Conservatives immediately pushed back.

MP Michael Barrett said the comparison was “absurd,” noting that Wright wasn’t the head of government, nor did he oversee files that could directly influence his former employer’s interests across dozens of sectors.

MP Shuv Majumdar added that Onex — the company tied to Wright — was far narrower in scope than Brookfield, a firm with tentacles in energy, infrastructure, real estate, finance, private equity, and clean tech. “This is a different standard entirely,” he said.

Sabia, meanwhile, defended the internal process. Of the 13 files flagged so far, six required applying the ethics screen — meaning Carney cannot be briefed on or participate in those decisions. Several remain active, and details cannot be disclosed without violating the screen itself.

But the committee zeroed in on a deeper issue:
Does the ethics screen even work when the prime minister’s former company holds positions in more than 100 entities across the economy?

Bloc MP Luc Thériault raised the example of new tax credits for small modular nuclear reactors — a technology dominated in Canada by Westinghouse, a company owned majority-stake by Brookfield. According to Blanchard, because the credit is of “general application,” the ethics screen didn’t need to be triggered.

That loophole — where massive corporate interests can still benefit from government policy so long as it’s framed as broadly applicable — is now drawing scrutiny.

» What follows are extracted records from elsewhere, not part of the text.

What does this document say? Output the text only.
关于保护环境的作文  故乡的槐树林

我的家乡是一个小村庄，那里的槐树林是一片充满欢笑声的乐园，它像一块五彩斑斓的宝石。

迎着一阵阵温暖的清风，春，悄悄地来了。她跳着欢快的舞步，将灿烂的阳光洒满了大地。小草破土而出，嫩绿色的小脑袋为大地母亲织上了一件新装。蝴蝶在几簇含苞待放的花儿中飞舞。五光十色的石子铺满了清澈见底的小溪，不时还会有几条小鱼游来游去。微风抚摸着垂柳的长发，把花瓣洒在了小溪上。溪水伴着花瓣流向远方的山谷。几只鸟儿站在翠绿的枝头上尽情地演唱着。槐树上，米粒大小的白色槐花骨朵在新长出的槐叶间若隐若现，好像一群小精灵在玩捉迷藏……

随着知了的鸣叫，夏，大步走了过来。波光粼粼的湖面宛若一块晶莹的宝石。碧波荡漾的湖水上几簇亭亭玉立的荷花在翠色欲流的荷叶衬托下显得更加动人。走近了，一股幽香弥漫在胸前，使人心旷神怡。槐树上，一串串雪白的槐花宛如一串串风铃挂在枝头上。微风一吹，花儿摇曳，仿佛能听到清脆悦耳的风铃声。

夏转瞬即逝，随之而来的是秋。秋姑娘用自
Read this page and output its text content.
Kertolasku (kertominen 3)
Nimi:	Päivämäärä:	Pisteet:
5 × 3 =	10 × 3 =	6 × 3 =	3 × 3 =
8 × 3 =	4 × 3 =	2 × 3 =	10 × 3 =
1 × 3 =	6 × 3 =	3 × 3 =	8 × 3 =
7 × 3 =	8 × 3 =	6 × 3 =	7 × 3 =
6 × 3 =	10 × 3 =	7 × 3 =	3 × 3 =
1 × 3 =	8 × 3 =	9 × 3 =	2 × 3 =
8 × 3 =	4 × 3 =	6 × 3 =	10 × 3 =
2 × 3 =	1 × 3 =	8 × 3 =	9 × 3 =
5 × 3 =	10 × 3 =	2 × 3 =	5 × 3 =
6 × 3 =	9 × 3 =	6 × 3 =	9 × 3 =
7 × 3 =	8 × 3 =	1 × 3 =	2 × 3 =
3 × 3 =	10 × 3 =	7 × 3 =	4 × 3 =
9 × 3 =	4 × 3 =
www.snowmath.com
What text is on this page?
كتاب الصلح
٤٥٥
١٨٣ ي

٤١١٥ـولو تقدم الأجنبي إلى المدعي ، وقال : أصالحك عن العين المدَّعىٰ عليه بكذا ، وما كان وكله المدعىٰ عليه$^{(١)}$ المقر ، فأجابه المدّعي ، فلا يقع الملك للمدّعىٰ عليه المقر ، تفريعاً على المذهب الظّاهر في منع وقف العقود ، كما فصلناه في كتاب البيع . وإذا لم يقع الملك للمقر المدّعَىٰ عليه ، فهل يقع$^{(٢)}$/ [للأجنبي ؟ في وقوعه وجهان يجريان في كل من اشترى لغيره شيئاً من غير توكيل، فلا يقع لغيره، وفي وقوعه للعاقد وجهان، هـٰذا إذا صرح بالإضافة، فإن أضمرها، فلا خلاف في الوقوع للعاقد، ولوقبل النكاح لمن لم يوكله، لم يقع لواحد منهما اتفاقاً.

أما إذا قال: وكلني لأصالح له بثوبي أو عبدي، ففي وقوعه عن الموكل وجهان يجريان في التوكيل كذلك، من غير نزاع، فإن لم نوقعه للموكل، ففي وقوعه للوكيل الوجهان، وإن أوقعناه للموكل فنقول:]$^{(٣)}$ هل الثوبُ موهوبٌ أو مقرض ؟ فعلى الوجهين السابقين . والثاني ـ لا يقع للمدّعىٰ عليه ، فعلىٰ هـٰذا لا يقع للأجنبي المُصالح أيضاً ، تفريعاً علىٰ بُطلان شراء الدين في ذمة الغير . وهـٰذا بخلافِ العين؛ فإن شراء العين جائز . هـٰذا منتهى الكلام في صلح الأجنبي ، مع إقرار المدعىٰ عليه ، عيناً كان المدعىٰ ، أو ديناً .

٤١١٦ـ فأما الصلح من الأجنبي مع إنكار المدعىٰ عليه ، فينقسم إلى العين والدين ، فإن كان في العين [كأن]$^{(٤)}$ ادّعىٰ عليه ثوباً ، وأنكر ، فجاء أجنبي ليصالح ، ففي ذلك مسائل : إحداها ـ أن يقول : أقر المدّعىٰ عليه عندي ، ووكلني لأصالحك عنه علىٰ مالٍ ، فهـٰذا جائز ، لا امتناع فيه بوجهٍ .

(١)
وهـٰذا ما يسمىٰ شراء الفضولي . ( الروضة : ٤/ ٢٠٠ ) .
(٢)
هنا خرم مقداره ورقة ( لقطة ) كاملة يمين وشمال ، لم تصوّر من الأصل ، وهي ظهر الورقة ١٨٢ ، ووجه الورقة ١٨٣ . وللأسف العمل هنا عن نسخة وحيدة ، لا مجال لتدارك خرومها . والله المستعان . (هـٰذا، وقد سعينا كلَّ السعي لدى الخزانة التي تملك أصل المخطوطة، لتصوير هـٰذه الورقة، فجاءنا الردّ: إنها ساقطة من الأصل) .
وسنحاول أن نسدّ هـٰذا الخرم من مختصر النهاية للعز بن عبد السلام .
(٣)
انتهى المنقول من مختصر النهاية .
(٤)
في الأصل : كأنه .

Blanchard insisted Carney applies “strict ethical rules” to himself, including on informal communications such as late-night texts from U.S. President Donald Trump. But critics say the entire system relies on discretion rather than clear, enforceable divestment requirements.

As Democracy Watch warned earlier this month, the current rules allow politicians to participate in decisions from which they could indirectly benefit — a flaw the group says leaves “huge loopholes” in the law.

The ethics committee continues its hearings Thursday, with Blanchard back on the hot seat.